Restaurants and bars we have to book now and I can’t organise so far in advance. Theatre has been cancelled twice and as it’s another city, that means hotels and travel cancelled or just money down the drain.

I’ve given up tbh.

user78231 · 09/09/2021 11:57

Yes, it's really weird. As you say, there were some happy moments, there was a freedom from some of the more onerous obligations and burdens of normal life, but it was so messed up.
Many of the court cases of people who ventured more than e.g. 5 miles from their house in January this year are currently reaching court in my area and that brings back horrible memories. How bloody messed up not to be able to go for a country walk. What a total waste of police time (when they should have been enforcing mask wearing in indoor spaces) and now what a total waste of time in an overburdened court system to be criminalising outdoor walks or simply sitting down on a hill.
If this government's recklessness means we have to go back into lockdown I very much hope they have finally learnt that nobody catches Covid-19 on a country walk or sitting down outside, and that people won't be stopped from doing this harmless activities that greatly help mental health while in lockdown. Not everyone lives within walking distance of an outdoor space that improves mood.
I am very bitter about the role of the police in this and about the stupidity of the government in stopping people getting out into nature over actual laws such as mask wearing.

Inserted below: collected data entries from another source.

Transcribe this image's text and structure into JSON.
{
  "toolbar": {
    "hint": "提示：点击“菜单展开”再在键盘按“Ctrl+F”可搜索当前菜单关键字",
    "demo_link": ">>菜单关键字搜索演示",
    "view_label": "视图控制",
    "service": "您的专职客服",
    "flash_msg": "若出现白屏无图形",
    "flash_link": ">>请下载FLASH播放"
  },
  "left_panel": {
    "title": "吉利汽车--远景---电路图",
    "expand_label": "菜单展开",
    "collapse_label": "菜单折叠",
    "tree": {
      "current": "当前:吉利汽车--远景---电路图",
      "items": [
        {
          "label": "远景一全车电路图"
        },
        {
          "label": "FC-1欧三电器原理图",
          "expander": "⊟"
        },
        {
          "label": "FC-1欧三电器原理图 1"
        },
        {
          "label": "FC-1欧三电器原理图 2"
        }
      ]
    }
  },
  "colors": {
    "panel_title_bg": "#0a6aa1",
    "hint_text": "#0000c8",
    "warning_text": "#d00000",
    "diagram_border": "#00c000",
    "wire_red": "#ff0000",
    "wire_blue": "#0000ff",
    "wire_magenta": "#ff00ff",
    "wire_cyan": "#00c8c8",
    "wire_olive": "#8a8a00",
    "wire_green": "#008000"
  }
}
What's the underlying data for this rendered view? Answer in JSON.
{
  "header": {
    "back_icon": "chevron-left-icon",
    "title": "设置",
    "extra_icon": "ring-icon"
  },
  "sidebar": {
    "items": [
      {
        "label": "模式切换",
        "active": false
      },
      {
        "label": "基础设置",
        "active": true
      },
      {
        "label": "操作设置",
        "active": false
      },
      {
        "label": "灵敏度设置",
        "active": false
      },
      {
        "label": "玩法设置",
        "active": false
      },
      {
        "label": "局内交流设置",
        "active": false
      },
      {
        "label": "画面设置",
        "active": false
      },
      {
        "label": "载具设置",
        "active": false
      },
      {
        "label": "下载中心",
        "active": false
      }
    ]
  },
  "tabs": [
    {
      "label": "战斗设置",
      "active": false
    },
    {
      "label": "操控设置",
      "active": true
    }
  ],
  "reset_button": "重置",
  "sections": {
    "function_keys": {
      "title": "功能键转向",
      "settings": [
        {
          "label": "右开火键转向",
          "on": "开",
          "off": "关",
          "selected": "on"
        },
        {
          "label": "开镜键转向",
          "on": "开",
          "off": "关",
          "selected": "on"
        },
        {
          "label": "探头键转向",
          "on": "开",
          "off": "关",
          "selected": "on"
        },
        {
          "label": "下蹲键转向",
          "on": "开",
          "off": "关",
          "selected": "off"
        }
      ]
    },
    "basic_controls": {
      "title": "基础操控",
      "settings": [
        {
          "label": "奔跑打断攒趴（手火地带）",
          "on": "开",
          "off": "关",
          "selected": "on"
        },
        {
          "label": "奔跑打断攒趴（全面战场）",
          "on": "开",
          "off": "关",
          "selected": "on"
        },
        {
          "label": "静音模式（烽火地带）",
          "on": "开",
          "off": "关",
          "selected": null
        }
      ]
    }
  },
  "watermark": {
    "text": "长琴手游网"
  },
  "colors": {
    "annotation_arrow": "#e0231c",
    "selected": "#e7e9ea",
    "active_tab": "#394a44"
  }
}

I know nurses with PTSD after the vast amount of dreadful deaths, so I don't want to suggest the country walk/sitting down issue is worse, but just so bloody ridiculous and damaging to mental health. I still worry when walking in the country that I will return to my car to find the police waiting or marvel that I can drive to a walk without fear of getting stopped.

I think the criminal cases should be stopped because the aim of the criminal justice system is mostly to protect the public, and no-one needs protecting from someone who took a walk or sat down during lockdown.